Some while ago, I sent my players up against a wizard who had, as a defence for his lair, a moving strangler-vine hedge maze. It shifted when nobody was looking, so unless there were enough people in the party to keep their entire route under direct observation, they could never be sure that things would be the same if they had to retrace their steps. The maze is not a barrier, but a trap – anybody entering without the appropriate passkey should end up wandering aimlessly until they starve to death, are killed by any of the various denizens of the maze, or are retrieved by the wizard for use in various nasty experiments.
I decided the easiest way for me to run this would be by randomly drawing from a set of geomorphic tiles as the party moved through the trap, and to that end I designed this tile set. There are, I found, a few useful tile configurations missing; I may (or may not) get around to filling those in one of these days.

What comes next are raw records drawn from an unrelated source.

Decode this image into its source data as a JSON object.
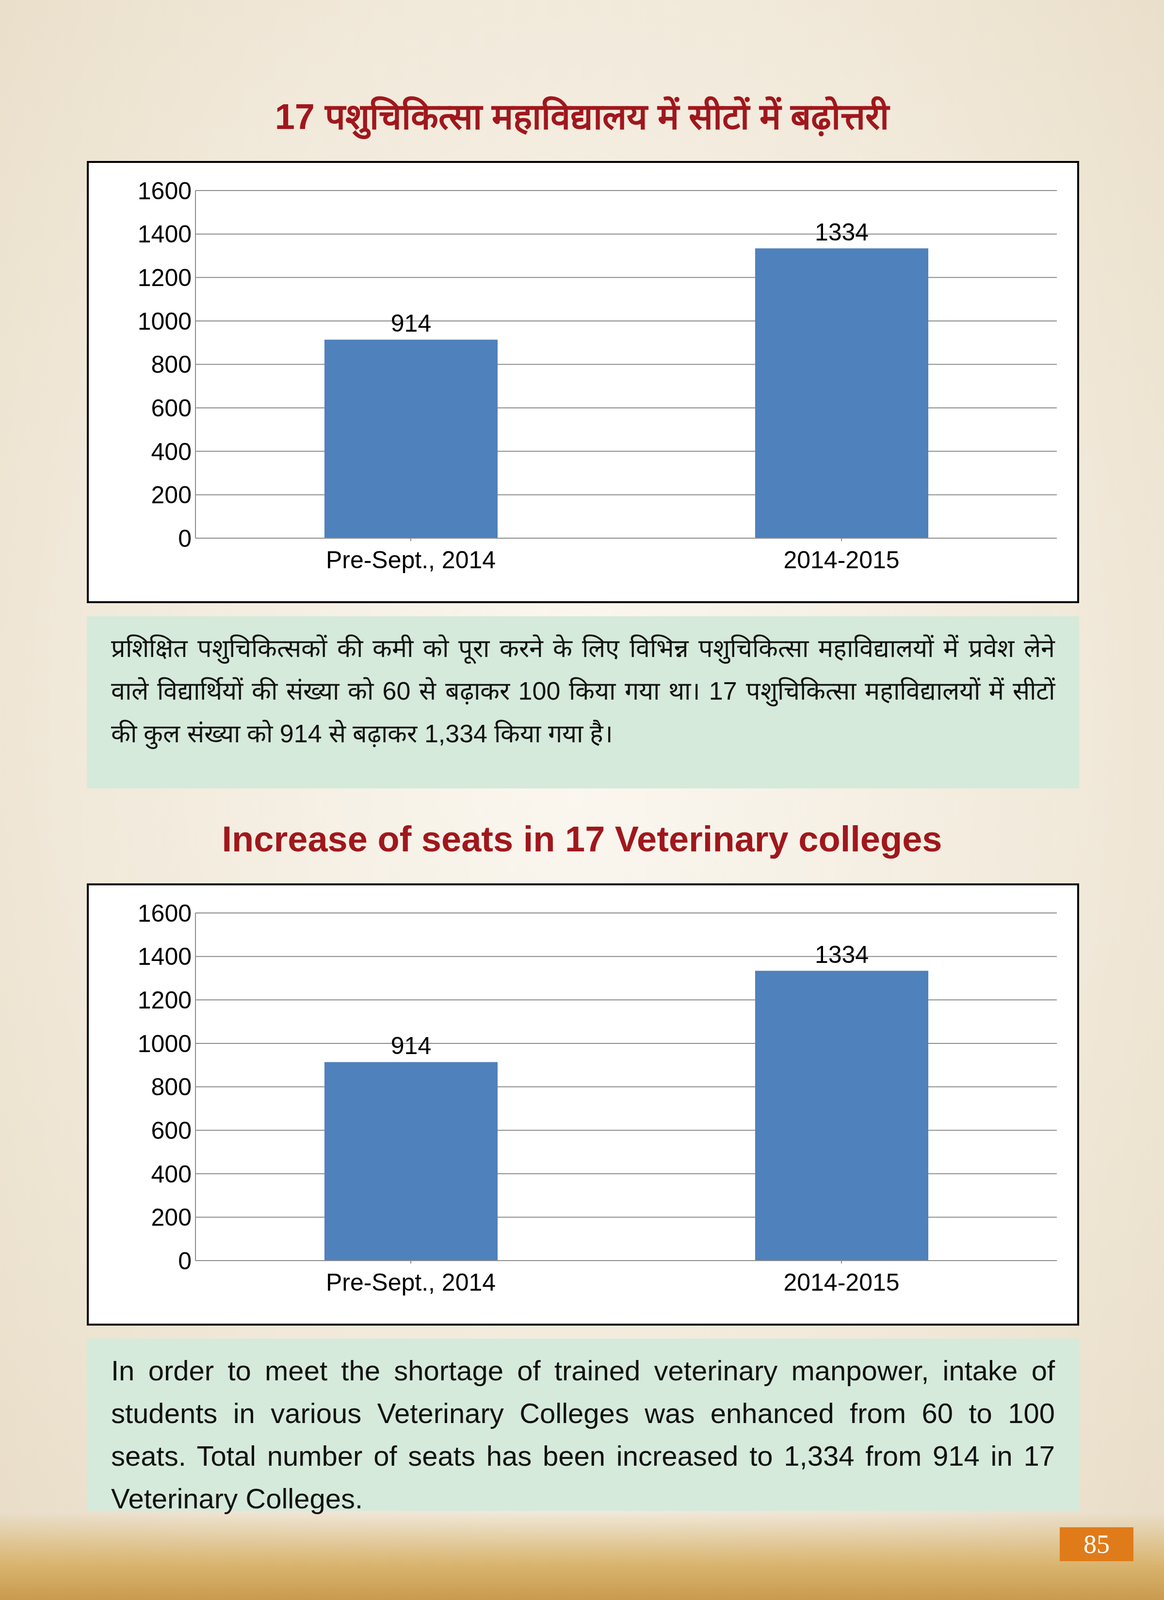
{
  "chart_data": [
    {
      "type": "bar",
      "title": "17 पशुचिकित्सा महाविद्यालय में सीटों में बढ़ोत्तरी",
      "categories": [
        "Pre-Sept., 2014",
        "2014-2015"
      ],
      "values": [
        914,
        1334
      ],
      "color": "#4f81bd",
      "ylim": [
        0,
        1600
      ],
      "yticks": [
        0,
        200,
        400,
        600,
        800,
        1000,
        1200,
        1400,
        1600
      ],
      "grid": true,
      "data_labels": true
    },
    {
      "type": "bar",
      "title": "Increase of seats in 17 Veterinary colleges",
      "categories": [
        "Pre-Sept., 2014",
        "2014-2015"
      ],
      "values": [
        914,
        1334
      ],
      "color": "#4f81bd",
      "ylim": [
        0,
        1600
      ],
      "yticks": [
        0,
        200,
        400,
        600,
        800,
        1000,
        1200,
        1400,
        1600
      ],
      "grid": true,
      "data_labels": true
    }
  ],
  "paragraphs": [
    "प्रशिक्षित पशुचिकित्सकों की कमी को पूरा करने के लिए विभिन्न पशुचिकित्सा महाविद्यालयों में प्रवेश लेने वाले विद्यार्थियों की संख्या को 60 से बढ़ाकर 100 किया गया था। 17 पशुचिकित्सा महाविद्यालयों में सीटों की कुल संख्या को 914 से बढ़ाकर 1,334 किया गया है।",
    "In order to meet the shortage of trained veterinary manpower, intake of students in various Veterinary Colleges was enhanced from 60 to 100 seats. Total number of seats has been increased to 1,334 from 914 in 17 Veterinary Colleges."
  ],
  "page_number": "85"
}
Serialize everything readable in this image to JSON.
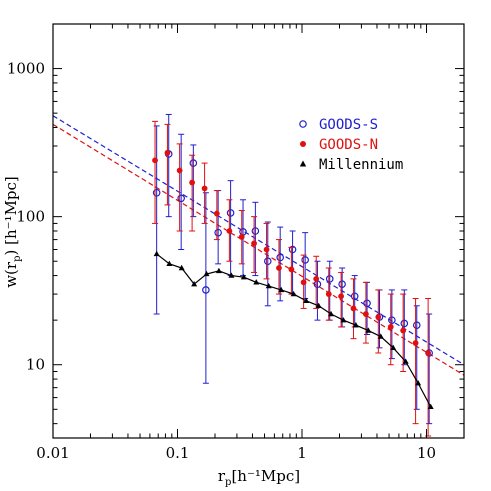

Each tile is about 170mm square, and is superimposed with a 25mm hex grid. You can grab a PDF of the whole set here (approx. 2.41MB).
As it turned out the party managed to get through by a combination of accident and brute strength – one party member was partially petrified and enormously enlarged, so when she fell down under her own weight she took down many of the hedges as well, and being mostly stone, she was immune to the constriction of the strangler-vine. That got them most of the way through, and gave them the idea of using tubes (I don't actually remember where the tubes came from) pushed through the remaining hedges and enlarging them enough to crawl through.
Awesome. I'm a sucker for hedge mazes. So, I'm assuming you were drawing these behind your screen to hide that fact that the maze was shifting?